Tot de stukken van het geding behoren, naast de hiervoor vermelde stukken, het van de Rechtbank ontvangen dossier dat op deze zaak betrekking heeft alsmede alle stukken die nadien, al dan niet met bijlagen, door partijen in hoger beroep zijn overgelegd.

1.8

Het onderzoek ter zitting heeft plaatsgevonden op 6 december 2016 te Leeuwarden. Daarbij zijn verschenen en gehoord mr. [A] , als de indiener van het hogerberoepschrift, alsmede [B] namens de Inspecteur, bijgestaan door mr. [C] .

1.9

Bij het Hof is gelijktijdig aanhangig gemaakt de zaak betreffende de navorderingsaanslag in de inkomstenbelasting/premie volksverzekeringen voor het jaar 2007 met het kenmerk 15/00301 van [D] te [Z] . In deze zaak is na een gelijktijdige mondelinge behandeling eveneens gelijktijdig met de onderhavige zaken uitspraak gedaan.

1.10

Van het verhandelde ter zitting is een proces-verbaal opgemaakt, dat aan deze uitspraak is gehecht.

2 Beoordeling

2.1

Bij volmacht van 21 januari 2014 had belanghebbende de gemachtigde gemachtigd om voor en namens hem op te treden in zaken betrekking hebbend op fiscale en civielrechtelijke kwesties. De gemachtigde heeft op 1 april 2015 hoger beroep ingesteld tegen voormelde uitspraak van de Rechtbank.

2.2

Ter zitting is komen vast te staan dat belanghebbende in september 2015 is overleden en dat zijn erfgenamen de nalatenschap hebben verworpen.

2.3

Het vorenstaande brengt mee dat het belang aan het hoger beroep is komen te ontvallen. Het hoger beroep is op die grond niet-ontvankelijk.

3 Beslissing

Het Hof verklaart het hoger beroep niet-ontvankelijk.

Deze uitspraak is gedaan door mr. J.W. baron van Knobelsdorff, voorzitter, mr. B. van Walderveen en mr. G.J. van Muijen, in tegenwoordigheid van mr. H. de Jong als griffier.

De beslissing is op 19 januari 2017 in het openbaar uitgesproken.

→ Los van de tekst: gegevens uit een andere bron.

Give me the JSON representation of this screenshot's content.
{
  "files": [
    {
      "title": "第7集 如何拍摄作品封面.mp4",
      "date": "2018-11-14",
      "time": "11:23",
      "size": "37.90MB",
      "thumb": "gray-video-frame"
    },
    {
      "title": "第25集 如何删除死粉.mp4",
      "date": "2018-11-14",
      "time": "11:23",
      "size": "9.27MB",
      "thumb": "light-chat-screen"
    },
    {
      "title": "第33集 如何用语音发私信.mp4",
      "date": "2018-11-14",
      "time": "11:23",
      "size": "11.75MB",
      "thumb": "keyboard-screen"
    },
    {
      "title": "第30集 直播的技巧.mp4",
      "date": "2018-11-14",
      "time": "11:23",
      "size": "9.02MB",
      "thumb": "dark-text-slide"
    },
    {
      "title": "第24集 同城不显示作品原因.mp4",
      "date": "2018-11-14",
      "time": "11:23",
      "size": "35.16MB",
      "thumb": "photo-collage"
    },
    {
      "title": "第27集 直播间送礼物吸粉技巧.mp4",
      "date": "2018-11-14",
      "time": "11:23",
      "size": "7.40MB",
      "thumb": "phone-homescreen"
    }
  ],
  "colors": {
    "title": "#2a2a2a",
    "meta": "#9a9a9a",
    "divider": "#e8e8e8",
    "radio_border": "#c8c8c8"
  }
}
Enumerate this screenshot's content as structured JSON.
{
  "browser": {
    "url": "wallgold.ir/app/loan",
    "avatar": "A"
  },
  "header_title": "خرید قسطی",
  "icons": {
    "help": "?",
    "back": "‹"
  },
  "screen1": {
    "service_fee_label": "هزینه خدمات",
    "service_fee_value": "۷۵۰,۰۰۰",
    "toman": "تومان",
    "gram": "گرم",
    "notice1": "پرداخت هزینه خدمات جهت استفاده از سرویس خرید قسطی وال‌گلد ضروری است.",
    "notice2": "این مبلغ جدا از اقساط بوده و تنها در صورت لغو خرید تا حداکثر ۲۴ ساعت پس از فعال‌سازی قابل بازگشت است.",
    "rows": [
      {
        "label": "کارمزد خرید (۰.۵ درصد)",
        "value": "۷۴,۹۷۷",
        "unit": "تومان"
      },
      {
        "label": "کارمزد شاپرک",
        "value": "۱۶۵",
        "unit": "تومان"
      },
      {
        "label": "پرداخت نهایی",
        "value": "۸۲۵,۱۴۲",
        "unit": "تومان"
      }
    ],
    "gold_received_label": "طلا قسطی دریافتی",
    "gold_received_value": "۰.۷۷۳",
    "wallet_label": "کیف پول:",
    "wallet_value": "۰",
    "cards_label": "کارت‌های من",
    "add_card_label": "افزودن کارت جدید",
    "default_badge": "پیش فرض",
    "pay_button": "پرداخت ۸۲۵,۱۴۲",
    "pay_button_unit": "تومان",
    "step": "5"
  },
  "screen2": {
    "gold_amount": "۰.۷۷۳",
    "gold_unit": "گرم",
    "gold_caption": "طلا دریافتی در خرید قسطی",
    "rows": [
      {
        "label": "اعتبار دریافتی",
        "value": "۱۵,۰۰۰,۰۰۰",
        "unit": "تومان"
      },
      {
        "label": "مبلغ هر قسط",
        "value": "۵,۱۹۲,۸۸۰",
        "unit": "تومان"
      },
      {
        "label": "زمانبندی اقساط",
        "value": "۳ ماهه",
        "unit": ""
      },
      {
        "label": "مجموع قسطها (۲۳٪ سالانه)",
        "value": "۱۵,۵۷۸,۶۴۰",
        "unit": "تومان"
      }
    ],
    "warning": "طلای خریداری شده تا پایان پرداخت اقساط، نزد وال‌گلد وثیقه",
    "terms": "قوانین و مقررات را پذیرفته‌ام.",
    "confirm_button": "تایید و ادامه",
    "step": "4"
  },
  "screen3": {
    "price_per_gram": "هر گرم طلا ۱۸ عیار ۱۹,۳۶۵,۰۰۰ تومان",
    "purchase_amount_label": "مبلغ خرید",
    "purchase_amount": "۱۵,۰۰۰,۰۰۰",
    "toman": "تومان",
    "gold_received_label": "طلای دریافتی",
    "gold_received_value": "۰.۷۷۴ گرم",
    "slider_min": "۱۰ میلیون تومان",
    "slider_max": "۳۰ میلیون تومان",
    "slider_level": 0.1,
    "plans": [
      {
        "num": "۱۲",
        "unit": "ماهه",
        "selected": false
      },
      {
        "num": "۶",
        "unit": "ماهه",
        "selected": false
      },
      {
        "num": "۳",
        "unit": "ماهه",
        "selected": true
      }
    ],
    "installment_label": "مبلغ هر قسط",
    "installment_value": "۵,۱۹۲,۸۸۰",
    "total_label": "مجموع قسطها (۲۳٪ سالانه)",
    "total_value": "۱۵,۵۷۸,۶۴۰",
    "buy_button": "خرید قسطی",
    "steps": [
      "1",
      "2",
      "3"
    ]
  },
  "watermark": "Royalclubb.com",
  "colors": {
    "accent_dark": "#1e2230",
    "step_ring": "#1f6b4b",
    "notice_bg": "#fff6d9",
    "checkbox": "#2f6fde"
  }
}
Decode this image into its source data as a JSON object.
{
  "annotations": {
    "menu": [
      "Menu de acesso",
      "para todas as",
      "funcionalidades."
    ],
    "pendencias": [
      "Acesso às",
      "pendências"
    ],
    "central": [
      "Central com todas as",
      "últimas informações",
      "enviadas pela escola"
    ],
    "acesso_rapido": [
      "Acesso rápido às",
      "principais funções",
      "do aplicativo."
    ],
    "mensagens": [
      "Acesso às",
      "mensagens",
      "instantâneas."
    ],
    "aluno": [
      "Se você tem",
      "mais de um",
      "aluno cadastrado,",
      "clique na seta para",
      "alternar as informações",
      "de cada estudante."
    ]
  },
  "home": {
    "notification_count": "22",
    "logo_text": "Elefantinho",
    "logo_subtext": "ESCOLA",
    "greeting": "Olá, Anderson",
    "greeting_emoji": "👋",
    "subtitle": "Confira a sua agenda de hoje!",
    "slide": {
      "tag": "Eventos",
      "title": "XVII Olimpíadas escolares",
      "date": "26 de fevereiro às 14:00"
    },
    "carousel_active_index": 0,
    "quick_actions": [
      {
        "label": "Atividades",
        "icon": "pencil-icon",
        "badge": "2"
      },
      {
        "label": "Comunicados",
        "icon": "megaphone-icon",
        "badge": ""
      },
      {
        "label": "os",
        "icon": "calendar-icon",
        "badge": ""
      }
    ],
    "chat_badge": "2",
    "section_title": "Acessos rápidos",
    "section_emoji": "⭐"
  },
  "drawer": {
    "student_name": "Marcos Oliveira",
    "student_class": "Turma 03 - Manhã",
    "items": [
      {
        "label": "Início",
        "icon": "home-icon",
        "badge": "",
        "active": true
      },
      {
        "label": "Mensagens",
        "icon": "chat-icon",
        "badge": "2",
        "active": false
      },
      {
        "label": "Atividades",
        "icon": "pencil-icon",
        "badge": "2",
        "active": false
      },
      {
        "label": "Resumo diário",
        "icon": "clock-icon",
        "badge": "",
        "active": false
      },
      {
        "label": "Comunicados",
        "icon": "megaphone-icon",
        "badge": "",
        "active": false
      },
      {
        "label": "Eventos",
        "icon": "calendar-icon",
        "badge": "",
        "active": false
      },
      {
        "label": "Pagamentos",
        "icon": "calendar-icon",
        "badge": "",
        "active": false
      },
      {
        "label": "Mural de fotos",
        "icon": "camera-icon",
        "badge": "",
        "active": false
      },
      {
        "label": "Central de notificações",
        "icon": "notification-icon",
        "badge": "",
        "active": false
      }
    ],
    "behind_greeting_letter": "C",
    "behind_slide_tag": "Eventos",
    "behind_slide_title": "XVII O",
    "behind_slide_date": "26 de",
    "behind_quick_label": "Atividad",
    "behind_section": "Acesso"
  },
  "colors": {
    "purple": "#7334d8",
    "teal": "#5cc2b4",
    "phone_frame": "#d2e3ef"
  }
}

De griffier, De voorzitter,

(H. de Jong)

(J.W. van Knobelsdorff)

Afschriften zijn aangetekend per post verzonden op 19 januari 2017

Tegen deze uitspraak kunnen beide partijen binnen zes weken na de verzenddatum beroep in cassatie instellen bij

de Hoge Raad der Nederlanden (belastingkamer),

Postbus 20303,

2500 EH Den Haag.

Daarbij moet het volgende in acht worden genomen:

1. bij het beroepschrift wordt een afschrift van deze uitspraak overgelegd;

2 - het beroepschrift moet ondertekend zijn en ten minste het volgende vermelden:

a. de naam en het adres van de indiener;

b. de dagtekening;

c. een omschrijving van de uitspraak waartegen het beroep in cassatie is gericht;

d. de gronden van het beroep in cassatie.

Voor het instellen van beroep in cassatie is griffierecht verschuldigd. Na het instellen van beroep in cassatie ontvangt de indiener een nota griffierecht van de griffier van de Hoge Raad. In het cassatieberoepschrift kan de Hoge Raad verzocht worden om de wederpartij te veroordelen in de proceskosten.